Tout bien considéré, peu de gens imaginent ce qu’est un ministre. Commençons par l’évident : c’est un politicien professionnel, dont le travail consiste à plaire à l’opinion et à son maître, le président. Surtout sous le règne de qui vous savez. Borloo se moque éperdument de l’écologie, vous pouvez m’en croire. Son plan de carrière était ailleurs, et je dois rappeler qu’après l’élection de Sarkozy en 2007, il avait obtenu un poste de très haut rang, celui de ministre de l’Économie.

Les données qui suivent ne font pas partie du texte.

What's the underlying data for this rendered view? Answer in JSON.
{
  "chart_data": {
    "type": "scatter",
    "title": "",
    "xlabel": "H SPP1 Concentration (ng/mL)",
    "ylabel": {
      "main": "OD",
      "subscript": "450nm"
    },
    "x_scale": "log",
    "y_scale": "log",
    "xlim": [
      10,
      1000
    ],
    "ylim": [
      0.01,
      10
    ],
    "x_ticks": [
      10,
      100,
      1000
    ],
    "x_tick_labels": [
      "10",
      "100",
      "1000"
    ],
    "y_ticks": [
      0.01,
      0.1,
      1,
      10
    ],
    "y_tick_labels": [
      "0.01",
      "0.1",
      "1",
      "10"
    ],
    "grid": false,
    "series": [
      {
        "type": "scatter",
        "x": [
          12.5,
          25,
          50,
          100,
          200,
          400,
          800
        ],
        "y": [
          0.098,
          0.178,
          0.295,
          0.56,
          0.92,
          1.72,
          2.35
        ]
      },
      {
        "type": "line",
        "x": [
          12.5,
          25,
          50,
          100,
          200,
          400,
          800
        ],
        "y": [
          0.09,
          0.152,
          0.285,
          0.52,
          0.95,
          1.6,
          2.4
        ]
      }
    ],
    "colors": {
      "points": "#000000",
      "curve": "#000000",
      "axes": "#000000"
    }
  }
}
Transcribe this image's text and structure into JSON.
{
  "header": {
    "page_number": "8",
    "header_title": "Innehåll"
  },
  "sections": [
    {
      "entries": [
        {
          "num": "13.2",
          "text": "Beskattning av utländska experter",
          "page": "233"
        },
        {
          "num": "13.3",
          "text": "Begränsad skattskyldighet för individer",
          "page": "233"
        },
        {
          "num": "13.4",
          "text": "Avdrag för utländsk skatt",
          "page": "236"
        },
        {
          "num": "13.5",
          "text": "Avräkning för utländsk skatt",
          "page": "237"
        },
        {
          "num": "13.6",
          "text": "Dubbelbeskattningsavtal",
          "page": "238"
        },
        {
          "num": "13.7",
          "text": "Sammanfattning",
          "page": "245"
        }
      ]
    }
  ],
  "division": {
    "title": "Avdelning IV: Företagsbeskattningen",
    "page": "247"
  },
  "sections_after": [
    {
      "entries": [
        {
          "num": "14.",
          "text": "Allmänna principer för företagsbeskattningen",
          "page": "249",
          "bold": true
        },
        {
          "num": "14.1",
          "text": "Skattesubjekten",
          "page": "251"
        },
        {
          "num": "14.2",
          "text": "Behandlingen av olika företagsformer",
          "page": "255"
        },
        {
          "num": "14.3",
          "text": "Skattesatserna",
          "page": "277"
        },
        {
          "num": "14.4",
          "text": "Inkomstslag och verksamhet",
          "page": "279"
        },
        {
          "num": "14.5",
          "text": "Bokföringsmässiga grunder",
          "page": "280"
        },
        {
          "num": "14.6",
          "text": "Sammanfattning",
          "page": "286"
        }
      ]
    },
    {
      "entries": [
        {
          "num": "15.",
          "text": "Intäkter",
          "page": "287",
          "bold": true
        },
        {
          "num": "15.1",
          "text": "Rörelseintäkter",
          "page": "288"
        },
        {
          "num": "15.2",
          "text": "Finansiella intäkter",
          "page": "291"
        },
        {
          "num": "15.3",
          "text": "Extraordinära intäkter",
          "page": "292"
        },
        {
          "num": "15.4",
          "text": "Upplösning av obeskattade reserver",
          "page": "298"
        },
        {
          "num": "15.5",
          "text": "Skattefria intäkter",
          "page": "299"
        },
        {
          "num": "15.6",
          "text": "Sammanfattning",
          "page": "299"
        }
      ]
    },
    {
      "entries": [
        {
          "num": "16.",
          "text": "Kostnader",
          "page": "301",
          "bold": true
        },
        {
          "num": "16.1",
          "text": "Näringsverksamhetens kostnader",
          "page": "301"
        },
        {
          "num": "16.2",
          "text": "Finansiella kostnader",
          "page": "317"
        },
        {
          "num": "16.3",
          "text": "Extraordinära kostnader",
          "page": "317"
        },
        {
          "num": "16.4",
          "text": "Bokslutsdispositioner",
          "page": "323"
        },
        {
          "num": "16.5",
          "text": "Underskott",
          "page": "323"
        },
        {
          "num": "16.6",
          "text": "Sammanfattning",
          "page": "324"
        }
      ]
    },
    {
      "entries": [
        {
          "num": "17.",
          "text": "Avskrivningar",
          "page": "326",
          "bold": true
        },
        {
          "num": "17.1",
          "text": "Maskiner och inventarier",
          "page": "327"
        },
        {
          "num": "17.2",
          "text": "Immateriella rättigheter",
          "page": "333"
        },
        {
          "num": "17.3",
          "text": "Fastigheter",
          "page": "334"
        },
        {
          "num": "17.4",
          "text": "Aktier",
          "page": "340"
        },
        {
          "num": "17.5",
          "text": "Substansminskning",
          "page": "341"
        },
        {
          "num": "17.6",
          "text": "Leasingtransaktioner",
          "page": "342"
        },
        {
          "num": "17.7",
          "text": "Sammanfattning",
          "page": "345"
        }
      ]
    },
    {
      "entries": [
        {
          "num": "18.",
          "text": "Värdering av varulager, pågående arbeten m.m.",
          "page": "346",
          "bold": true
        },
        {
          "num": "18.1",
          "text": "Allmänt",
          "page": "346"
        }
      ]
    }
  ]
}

Très près de ce qu’on pourrait appeler, chez un Borloo du moins, un bâton de maréchal. Hélas, les législatives de juin 2007 ont envoyé le maire de Bordeaux, Alain Juppé, au tapis, qui avait hérité lui, dans le premier gouvernement Fillon, du poste de ministre de l’Écologie.

C’est contraint et forcé – on ne gagne pas à chaque fois – que Borloo s’est retrouvé à l’Écologie. Ensuite, ce bateleur de foire, cet animateur doué de ristournes géantes au Carrefour du coin, s’est emparé de la chose, en se demandant à chaque seconde si les caméras étaient placées au bon endroit. Je n’insiste pas sur la vaste arnaque du Grenelle de l’environnement, qui aura permis à Borloo – inutile de nier, car c’est un fait – d’apparaître comme un écologiste sincère auprès de notables fractions de l’opinion. Il faut dire qu’on n’a pas tous les jours la caution du WWF, de Greenpeace, de Hulot et  de France Nature Environnement.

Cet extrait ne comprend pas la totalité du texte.